Ben had announced, as he dashed in to report no letter in the three o’clock mail, that he should not come home again until he brought Line with him. “I shall go straight to the station from the office,” he announced gleefully; “and as soon as our four feet can bring us you may expect to see us walk in. Have your nose at the window-pane, Daisylinda, for Line will want to see it the first thing.”
When Isabella wrote that the family “watched for the ten and three o’clock mails,” she gave us a hint that the Bryant family lived in a rather large town themselves.
Twenty Minutes Late was published in 1893; at that time the United States Post Office provided “person-to-person delivery” of mail in most major cities.

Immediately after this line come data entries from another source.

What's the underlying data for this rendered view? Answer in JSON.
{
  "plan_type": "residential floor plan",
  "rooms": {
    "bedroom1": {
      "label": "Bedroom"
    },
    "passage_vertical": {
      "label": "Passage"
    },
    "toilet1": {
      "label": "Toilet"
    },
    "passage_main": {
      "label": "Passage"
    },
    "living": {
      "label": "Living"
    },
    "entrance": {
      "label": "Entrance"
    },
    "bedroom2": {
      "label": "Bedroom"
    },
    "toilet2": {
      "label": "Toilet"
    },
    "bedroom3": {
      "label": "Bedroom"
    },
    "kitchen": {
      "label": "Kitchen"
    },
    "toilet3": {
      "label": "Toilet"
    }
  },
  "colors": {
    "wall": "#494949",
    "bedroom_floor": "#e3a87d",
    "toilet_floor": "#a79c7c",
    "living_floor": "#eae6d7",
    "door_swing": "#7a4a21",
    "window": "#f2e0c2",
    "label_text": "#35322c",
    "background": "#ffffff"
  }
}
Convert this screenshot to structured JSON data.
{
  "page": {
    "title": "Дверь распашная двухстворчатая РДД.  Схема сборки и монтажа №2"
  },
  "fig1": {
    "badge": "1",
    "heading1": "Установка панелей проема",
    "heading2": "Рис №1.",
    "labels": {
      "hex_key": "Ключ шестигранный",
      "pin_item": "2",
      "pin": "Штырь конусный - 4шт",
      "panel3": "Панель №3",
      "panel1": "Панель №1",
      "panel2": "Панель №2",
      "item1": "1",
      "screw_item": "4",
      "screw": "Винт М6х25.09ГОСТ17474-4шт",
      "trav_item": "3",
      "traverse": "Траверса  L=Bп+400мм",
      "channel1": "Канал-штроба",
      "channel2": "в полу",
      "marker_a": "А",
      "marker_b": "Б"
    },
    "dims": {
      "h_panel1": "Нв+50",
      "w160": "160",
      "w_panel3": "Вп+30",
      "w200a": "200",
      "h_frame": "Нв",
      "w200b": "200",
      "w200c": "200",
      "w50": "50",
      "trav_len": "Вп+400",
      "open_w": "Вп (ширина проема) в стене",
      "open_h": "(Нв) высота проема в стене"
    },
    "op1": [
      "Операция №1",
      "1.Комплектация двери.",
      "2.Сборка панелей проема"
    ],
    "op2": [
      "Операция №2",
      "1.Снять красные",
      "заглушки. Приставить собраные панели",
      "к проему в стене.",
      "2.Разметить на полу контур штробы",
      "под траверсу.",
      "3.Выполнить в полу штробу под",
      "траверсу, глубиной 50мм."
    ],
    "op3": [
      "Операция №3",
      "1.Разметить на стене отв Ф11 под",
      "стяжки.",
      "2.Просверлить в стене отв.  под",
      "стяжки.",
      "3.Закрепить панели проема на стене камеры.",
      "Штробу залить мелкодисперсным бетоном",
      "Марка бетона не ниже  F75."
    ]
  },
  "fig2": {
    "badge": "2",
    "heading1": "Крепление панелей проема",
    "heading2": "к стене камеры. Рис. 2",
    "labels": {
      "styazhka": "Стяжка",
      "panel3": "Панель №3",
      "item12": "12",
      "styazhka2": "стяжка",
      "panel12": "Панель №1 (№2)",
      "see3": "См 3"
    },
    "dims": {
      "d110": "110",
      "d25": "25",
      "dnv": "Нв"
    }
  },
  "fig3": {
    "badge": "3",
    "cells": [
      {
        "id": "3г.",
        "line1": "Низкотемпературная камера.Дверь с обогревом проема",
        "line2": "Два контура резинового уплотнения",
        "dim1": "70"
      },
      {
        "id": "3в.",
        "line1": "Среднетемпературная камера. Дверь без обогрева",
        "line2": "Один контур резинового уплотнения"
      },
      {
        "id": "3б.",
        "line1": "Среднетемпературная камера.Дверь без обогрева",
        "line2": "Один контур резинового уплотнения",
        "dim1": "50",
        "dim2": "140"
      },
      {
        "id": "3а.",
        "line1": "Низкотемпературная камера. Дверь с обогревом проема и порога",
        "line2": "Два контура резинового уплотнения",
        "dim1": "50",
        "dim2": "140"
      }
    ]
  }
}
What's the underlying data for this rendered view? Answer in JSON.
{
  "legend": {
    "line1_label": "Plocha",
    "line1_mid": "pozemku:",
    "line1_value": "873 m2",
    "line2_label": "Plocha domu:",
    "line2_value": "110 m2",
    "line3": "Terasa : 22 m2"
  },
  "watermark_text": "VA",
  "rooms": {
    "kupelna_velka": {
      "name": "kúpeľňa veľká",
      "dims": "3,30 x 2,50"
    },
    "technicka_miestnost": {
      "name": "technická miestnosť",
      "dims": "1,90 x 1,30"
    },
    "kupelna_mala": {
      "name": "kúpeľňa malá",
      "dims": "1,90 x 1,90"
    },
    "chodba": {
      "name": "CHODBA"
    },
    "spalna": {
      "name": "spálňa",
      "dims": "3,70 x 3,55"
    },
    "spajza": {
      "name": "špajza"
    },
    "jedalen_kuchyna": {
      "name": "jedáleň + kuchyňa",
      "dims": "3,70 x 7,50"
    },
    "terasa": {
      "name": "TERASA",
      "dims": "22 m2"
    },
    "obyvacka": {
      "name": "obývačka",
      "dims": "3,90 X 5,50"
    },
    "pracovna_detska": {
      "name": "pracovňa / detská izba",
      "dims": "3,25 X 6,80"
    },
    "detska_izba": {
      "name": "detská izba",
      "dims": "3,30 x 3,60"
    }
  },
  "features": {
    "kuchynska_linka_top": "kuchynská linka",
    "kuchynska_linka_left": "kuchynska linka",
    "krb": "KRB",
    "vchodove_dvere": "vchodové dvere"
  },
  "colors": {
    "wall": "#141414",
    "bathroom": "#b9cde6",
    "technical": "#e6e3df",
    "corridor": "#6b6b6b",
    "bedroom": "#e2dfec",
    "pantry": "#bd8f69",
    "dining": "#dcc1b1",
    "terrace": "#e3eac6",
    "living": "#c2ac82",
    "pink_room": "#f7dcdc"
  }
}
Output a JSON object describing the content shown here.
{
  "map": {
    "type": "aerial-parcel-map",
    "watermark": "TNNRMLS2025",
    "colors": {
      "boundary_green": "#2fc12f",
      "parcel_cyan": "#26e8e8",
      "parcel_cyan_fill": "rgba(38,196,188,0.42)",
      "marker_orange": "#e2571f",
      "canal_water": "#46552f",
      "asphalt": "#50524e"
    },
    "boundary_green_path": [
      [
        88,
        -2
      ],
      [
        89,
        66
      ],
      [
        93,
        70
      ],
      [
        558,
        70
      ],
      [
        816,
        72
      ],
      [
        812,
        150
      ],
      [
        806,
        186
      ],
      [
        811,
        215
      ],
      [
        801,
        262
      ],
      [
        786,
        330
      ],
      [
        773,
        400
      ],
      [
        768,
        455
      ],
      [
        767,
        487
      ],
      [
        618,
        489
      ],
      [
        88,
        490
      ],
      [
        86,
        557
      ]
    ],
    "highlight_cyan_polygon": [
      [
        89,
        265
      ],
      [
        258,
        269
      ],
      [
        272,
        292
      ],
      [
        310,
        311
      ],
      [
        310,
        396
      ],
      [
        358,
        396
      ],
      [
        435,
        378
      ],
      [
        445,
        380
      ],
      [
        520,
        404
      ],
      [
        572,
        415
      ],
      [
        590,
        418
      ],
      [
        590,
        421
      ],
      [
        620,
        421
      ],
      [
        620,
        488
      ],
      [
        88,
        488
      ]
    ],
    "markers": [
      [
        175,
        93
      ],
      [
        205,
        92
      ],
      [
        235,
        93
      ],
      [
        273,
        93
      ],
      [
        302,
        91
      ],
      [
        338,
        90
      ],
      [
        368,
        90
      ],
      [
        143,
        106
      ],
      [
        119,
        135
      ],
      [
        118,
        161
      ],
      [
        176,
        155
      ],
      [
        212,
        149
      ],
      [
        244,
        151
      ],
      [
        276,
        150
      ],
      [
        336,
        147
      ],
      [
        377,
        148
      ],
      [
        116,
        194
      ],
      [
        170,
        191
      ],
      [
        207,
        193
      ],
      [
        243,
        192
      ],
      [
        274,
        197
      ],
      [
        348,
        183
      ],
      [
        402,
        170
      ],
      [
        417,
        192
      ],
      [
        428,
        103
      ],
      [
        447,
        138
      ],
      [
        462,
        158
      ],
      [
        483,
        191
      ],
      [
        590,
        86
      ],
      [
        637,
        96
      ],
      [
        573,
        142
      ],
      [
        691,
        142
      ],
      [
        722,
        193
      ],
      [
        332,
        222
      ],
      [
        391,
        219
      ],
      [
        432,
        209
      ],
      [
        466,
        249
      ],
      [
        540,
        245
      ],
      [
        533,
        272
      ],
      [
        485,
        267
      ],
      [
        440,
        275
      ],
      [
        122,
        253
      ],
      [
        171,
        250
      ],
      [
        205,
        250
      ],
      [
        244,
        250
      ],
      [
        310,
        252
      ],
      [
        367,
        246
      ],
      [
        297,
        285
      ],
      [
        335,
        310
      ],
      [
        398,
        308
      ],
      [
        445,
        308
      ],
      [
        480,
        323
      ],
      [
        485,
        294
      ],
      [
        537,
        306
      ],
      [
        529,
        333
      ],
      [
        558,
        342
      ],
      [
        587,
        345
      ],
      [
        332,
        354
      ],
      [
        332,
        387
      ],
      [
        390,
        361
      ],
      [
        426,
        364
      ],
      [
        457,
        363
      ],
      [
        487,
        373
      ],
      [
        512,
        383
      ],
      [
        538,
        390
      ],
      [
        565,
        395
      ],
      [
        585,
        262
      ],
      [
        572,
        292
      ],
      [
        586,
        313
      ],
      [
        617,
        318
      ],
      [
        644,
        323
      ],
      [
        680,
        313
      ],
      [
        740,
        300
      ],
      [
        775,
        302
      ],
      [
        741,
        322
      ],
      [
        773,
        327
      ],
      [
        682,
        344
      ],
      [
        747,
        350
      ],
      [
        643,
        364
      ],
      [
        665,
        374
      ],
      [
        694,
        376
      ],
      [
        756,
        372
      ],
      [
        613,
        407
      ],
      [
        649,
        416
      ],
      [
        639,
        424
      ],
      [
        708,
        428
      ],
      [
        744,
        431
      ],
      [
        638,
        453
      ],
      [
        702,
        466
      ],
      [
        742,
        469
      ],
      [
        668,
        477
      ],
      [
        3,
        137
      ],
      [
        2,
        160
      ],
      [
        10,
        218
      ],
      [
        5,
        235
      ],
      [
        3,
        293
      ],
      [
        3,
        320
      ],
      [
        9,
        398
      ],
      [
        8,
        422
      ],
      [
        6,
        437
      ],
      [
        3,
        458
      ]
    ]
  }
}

“Person-to-Person delivery” meant that mail carriers delivered mail into their customers’ hands . . . literally. If a customer didn’t answer the carrier’s knock, ring or whistle, the carrier kept the customer’s mail in his satchel until the next trip.
By 1914 city mail carriers spent up to an hour a day waiting at doors, trying to complete person-to-person deliveries. That changed in 1923, when all city customers were required to provide mail slots or receptacles in order to receive mail.

Mail was delivered Monday through Saturday. The number of daily deliveries varied by city.
In 1905 letter carriers employed at New York City’s main post office made nine daily deliveries to businesses and homes.

By contrast, customers in St. Paul, Minnesota received mail once a day, depending on which area of the city they resided.

With that kind of delivery schedule, it wasn’t unusual for local mail to be delivered from one part of the city to another within hours of being sent.
Replies to letters traveled at the same speed. “By return mail” was an often used phrase—especially in business letters—requesting an immediate response in time for the next scheduled delivery that day. (Miss Webster used the phrase in Chapter 23 of Miss Dee Dunmore Bryant.)

Although the number of daily deliveries in large cities changed over the years, the U.S. Postal Service maintained this hectic delivery pace until the 1950s, when they finally limited the number of deliveries in residential areas to one per day “in the interest of economy.” For the most part, multiple daily deliveries to businesses ended in the 1970s.
As you read Isabella’s stories, you’ll see that some of her characters wrote quick letters that they wanted to have “ready for the early mail.”
Other times her characters listened for the postman’s whistle, which signaled the arrival of “the morning mail,” or “the ten o’clock mail,” or even “the next mail.”
Isabella’s novels and short stories are little testaments to the fact that there was once a time when the U.S. Postal Service delivered letters, bills, newspapers, greeting cards, catalogs, and advertisements with impressive speed and accuracy—without the aid of Zip Codes, automation, and computers.

What do you think? Do you know anyone who works for the U.S. Postal Service? How would you like your mail carrier to personally hand-deliver your mail to you?